Собственно, здесь не только его вина, если быть справедливым. Упрекать всегда легко. Пусть другие отвечают. Пусть он, отец, решает, как быть. Сама же тогда зимой разревелась, прибежав с автобусной остановки: «Не хочу видеть его… Его общежития… Руки грубые, мозолистые, лицо красное от ветра…» Теперь папа виноват. Ясное дело! Хотел как лучше… Голубовичи! Одесские мореходы! Флотоводцы! В роду — адмиралы, герои, ветераны… Такое родство не помешало бы.
— Не буду ни тебя корить, ни себя оправдывать, дочка, — захмелевшим голосом произнес отец. — Видать, не угадала ты своего сердца. Не угадала в Петре личности.
— Ты считаешь, что он — личность? — оживившись, спросила Майя.
— Полагаю, да. Умен, напорист, башковит. Такие умеют делать карьеру.
— Я не о том, папа, — болезненно сморщилась дочь. — Вовсе не о том…

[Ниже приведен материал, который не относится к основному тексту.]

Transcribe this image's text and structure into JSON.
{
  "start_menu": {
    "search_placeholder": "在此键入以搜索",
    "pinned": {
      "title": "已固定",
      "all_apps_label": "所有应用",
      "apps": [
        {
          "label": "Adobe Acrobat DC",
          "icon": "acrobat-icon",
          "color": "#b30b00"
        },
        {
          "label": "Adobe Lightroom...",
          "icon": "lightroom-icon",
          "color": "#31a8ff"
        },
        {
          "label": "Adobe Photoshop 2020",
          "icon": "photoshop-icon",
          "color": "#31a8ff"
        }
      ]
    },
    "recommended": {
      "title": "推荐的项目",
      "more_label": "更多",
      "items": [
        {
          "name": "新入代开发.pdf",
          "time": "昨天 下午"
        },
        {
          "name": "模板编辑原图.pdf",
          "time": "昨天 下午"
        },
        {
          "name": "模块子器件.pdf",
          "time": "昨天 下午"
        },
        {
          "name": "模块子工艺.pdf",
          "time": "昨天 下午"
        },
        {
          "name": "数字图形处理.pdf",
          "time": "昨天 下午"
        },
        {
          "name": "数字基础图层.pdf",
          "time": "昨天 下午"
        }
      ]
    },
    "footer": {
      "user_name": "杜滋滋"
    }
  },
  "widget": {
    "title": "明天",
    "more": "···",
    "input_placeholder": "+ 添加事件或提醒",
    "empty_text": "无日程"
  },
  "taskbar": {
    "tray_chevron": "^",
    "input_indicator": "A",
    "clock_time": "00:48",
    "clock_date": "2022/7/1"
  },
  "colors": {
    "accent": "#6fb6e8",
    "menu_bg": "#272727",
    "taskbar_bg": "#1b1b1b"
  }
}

— Да, да, я понимаю, — быстро согласился отец. — Вообще тебе, конечно, виднее. Некоторая неотесанность со временем пройдет. — Он вздохнул, и, губы его тронула ироническая усмешка. — Любовь — не пожар, а загорится, не потушишь. — Он подлил ей вина, плеснул и себе из коньячной бутылки. Охмеление всегда вызывало у него желание пофилософствовать. — Лучше жить с любящим, чем просить милостыню у нелюбящего.
— Но ведь он меня любит! — Майя едва не всхлипнула.
— Ну, это ты брось! Любовные страдания тебе не к лицу, Маюша. Уж кому-кому, а тебе грешно роптать на судьбу. — Он почти заискивающе ей улыбнулся. — Если с полной откровенностью, то я не очень верю в твою пылкую страсть к этому Невирко. Такие, как ты, нравятся мужчинам, — он ласково потрепал ее по бледной, мокрой щеке. — А он мужик! Ты можешь влюбить в себя самого принца датского. Не терзайся. Голубович еще покажет себя. Больной, да. Давление, кризы и прочее. Но ведь и докторская у него на носу. А это кое-что значит… Потерпи…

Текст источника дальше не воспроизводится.